28th March 2022
5,000th exoplanet is confirmed
The number of known planets beyond our Solar System has crossed the 5,000 milestone, following the addition of 65 newly confirmed worlds to NASA’s Exoplanet Archive.
The first suspected detection of an exoplanet occurred in 1988. Researchers announced the first confirmation of detection in 1992, with the discovery of three terrestrial-mass planets orbiting a pulsar about 2,500 light years from Earth. Confirmation of an exoplanet in a main sequence star system followed a few years later in 1995, with a gas giant found orbiting the nearby Sun-like star 51 Pegasi.
Over the next decade and a half, new methods aided the discovery of exoplanets, as their numbers gradually increased. Then in 2009, NASA launched the Kepler Space Telescope, a revolutionary tool for monitoring 150,000 stars and their changes in brightness. During its mission lifetime, Kepler found many Earth-sized exoplanets in or near habitable zones, while characterising other planet types and providing estimates for the galaxy as a whole.
NASA retired the Kepler Space Telescope in 2018. But astronomers have continued to pore over the data it generated, as well as discovering new planets through subsequent observatories like the Transiting Exoplanet Survey Satellite (TESS) and ground-based telescopes.
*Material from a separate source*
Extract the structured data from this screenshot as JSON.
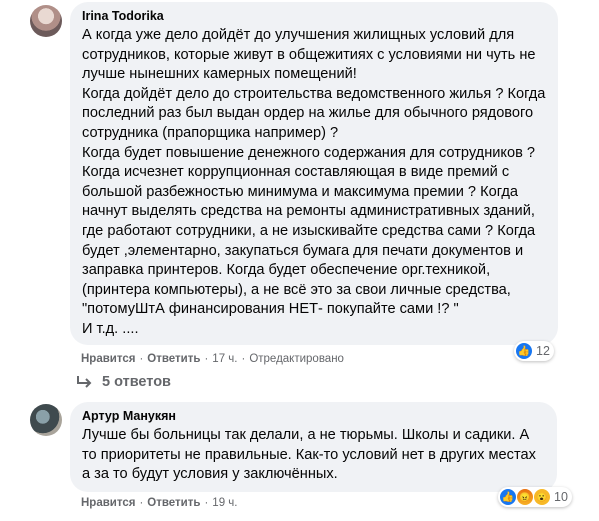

Last week, NASA announced that the cumulative total number of confirmed exoplanets has passed 5,000. They are divided into a variety of types – some that are similar to the planets in our Solar System, others vastly different and unique. Among them are a mysterious category known as “super-Earths” because they are larger than our home world and possibly rocky. The most common exoplanets appear to be Neptune-like, although this may change in the future as our observational capabilities improve and much larger numbers of exoplanets are spotted, revealing a more accurate picture.
Credit: NASA/JPL-Caltech
In addition to the more common types, astronomers have found all manner of weird and wonderful planetary systems. WASP-76b, for example, is so hellishly hot that it rains molten iron, blown by winds of 10,000 mph (16,100 km/h). TRAPPIST-1, meanwhile, contains an entire solar system of seven Earth-sized planets, four of which lie within the habitable zone and thus may be suitable for life. Then there is TOI-178, a rare system of six exoplanets, five of which are locked in a complex “chain of resonance”.
Even more unusual discoveries have been made. Last year, astronomers led by MIT reported evidence of a giant impact between an Earth-sized exoplanet and a smaller body, which stripped off part of one planet’s atmosphere in HD 172555, a system 95 light years from Earth. The first candidate outside the Milky Way has also been reported, based on the eclipsing of a bright X-ray source in the Whirlpool Galaxy.
The 5,000th confirmed exoplanet is K2-367 b (pictured below), a Neptune-like world about one-fifth the size of Jupiter with a mass of 6.4 Earths. Found by the transit method, it orbits a small K-type star every 20.6 days and is believed to have a surface temperature of 450 K (177°C). The system is 577 light years away.
Although a significant milestone, the current tally is of course a drop in the ocean when compared with the estimated 100 billion or more planets in our galaxy. Future telescopes will have much greater capabilities than Kepler, however. This could enable the creation of yet another exponential trend in progress like we see in other areas of science and technology. The PLATO observatory, for example, will scan up to a million stars when operational from 2026-2030. Telescopes by the mid-21st century will be even larger and more powerful, perhaps by orders of magnitude. The majority of exoplanets in our galaxy might be detected and categorised within the next hundred years, with many of these alien worlds directly imaged in exquisite detail.